2.11 scala compiler internals

Hello!

While trying to understand bottlenecks in scala (2.11) compiler on our monolith, I came across the following observation

I tried compiling 10000 scala files using scalac, all of these files were independent of each other i.e. they can be compiled in isolation

scalac *.scala

This completed in around 38s

I also noticed the scalac compiler compiles all the files serially ( checked thread dumps e.t.c ). So, I tried compiling batches of 5000 files using two separate scalac invocation. I hoped the compilation to roughly half

To my surprise, this resulted in an even worse scenario where it took a total of 48s to complete compiling each file

So, does scalac compile all the provided files serially or it leverages some form of parallelism in itself?

There is no parallelism within scalac itself.

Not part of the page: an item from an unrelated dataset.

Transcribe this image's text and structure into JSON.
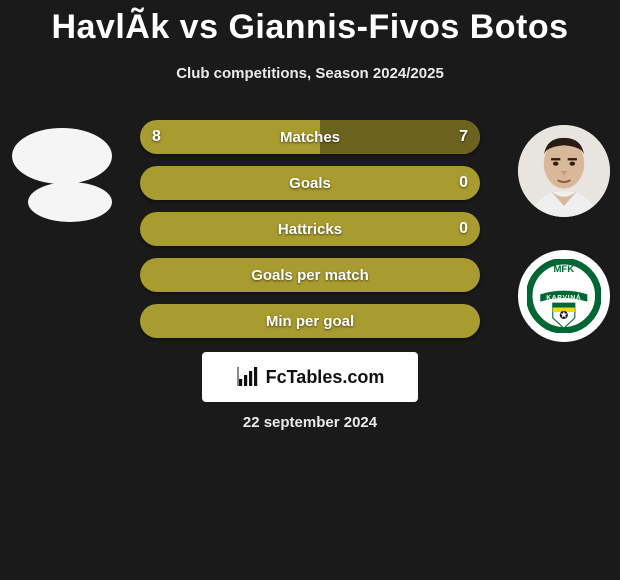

(Note though that a commercial product from Triplequote called Hydra adds it.)

The usual way to proceed in a scenario like this is to break the monolith up into independently compilable subprojects. sbt has project-level parallelism, all within a single JVM.

I can’t be completely certain why your batching approach didn’t give a speedup, but my best guess would be that by firing up multiple JVMs, you had to pay JVM startup cost multiple times and also pay HotSpot warmup cost multiple times. To avoid that, you really want everything to happen inside a single, already-warm JVM instance, as in sbt.

The other thing I’d note here is that the Scala 2.12 compiler is considerably faster than the 2.11 compiler, so if there’s any chance you can move to 2.12 or 2.13, you’ll almost certainly see a nice speedup.

1 Like